長短金利差など金利の基礎知識メモ
アメリカをはじめ世界中でインフレが加速しだし、金利についての話題が個人投資家界隈でも多く見られるようになってきました。
「金利が上がったらグロース株は売られる」だとかの目先に起こることはパブロフの犬的に理解していますが、インフレと金利の仕組みと長期短期の反応の違いについてはいまいちです。まったく不勉強ではありましたがせっかく勉強したので、個人的な金利へのメモとして覚えた事柄を残しておきます。
国が金利を上げ下げしたいとき
国の中央銀行はインフレ率を制御するために金利の調整という選択をします。
- インフレ率を上げたい:金利を下げる
- インフレ率を下げたい:金利を上げる
ここで言う調整される金利は政策金利です。
インフレ要因
インフレ率が上がる大きな要因としては2つあります。
- 好景気で物価が上がる
- 市場に出回る資金が増えすぎて通貨の価値が下がる
2022年のインフレ要因でいえば後者に当たります。ロシア問題などありますが根本としては、コロナ禍対策としてドルのバラマキ過ぎたせいでドルの価値が下がったためです。
政策金利と国債
政策金利は中央銀行が銀行に資金を貸す際に設定する金利です。
国債は投資家が国へ資金を貸す行為を証券化したもので、貸す期間によって2年物や10年物などに分かれています。

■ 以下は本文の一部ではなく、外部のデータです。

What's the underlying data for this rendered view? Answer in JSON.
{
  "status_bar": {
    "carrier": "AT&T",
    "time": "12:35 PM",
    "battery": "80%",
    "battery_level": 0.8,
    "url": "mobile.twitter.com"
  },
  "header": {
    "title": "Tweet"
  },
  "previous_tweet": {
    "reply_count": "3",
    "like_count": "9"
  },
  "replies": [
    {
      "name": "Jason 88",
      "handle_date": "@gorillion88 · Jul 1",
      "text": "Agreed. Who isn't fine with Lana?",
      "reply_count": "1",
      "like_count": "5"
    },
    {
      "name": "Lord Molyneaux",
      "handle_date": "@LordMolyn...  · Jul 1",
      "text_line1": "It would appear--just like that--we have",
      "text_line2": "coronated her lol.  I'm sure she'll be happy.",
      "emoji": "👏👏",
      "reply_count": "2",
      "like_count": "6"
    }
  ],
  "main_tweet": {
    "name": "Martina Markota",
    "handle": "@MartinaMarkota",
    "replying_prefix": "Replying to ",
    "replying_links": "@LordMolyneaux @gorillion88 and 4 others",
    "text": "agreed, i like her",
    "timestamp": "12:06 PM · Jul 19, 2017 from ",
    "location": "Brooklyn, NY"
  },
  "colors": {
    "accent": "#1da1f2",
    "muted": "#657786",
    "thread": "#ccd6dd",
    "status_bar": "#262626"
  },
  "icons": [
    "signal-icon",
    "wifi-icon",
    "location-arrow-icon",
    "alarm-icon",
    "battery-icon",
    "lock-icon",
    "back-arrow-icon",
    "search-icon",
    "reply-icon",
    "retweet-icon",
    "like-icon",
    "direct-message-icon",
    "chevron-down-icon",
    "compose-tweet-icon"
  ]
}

政策金利は短期国債によく連動していきます。政策金利を上げても短期国債の金利が低いままだと、銀行が国債を購入しないことは明白であるためです。
注目される国債と期間
政策金利とよく連動する短期国債として注目されやすいのが2年国債です。
2年国債は今後2年間の政策金利の予想に従って動いていきます。ここで「2年国債の金利 = 市場が織り込んだ今後2年間の政策金利」という図式が成り立ちます。
鶏が先か卵が先かというジレンマに近いですが、市場を動揺させたくない中央銀行は市場の織り込みに従って政策金利を設定していくことになります。
余談ですが通貨価値の安定化という使命のために市場の織り込みに従う中央銀行の姿勢は存在意義自体にも疑問を持たせるもので批判の対象となっており、口さがない人からは政策金利の決定は国債に任せてしまえばいいという意見すらあります。
対照的に10年やそれ以上の長期国債に関してはそう単純ではなく、政策金利以外に経済自体の成長率など変数が増加して複雑に金利が定まってきます。
- 短期国債は政策金利に連動
- 長期国債は経済成長率など複雑な変数で変化
単純化すると上記の理解です。
長短金利差で分かること
「長期国債の金利 - 短期国債の金利 = 長短金利差」と言います。
よく代入されるのはそれぞれ10年国債と2年国債です。
2022年の予測でいうとインフレ抑制のため金利引き上げが行われるため短期国債の金利は上昇していきますが、金利引き上げは景気減速に繋がるため長期国債は上がりづらくなります。なので長短金利差はどんどんと小さくなっていきます。
長短金利差が縮まっていくほど債券市場では景気後退が織り込まれている、と見ることができます。
2022年3月21日時点での10年-2年の長短金利差は約0.18%です。株式市場がグラついた年初時点でも既に約0.8%であったことを考えると市場は急速に景気後退を織り込みに行っているようです。
まとめ(2022年の投資戦略)
コロナ禍当初の伝説的な反転上昇の夢を持ち、2022年の下げに対しても虎視眈々と反転狙いの個人投資家が多いように感じています。直近3月中旬からの反転に際しては早くもFOMOの声も聞こえつつあり個人投資家は躓いた株価が再び舞い上がることを期待している人が多数のようです。
私自身としては今年はグロース株の下落に大いに巻き込まれビビってしまったというのもありますが、反転上昇の可能性よりは長短金利差が示唆する景気後退の織り込みに乗っていく戦略をとろうと考えています。
このままインフレが収まることなく、金利の引き上げに耐えかねて再び株式市場がクラッシュするという予想だということです。
なので株式については特に長期保有を前提としている銘柄以外は処分し、金銀や農作物などのコモディティを代わりに購入していく戦略を取っています。結果がどうなるかはわかりませんが、金利についての勉強をかねてこの戦略が機能するか楽しんでいこうと思います。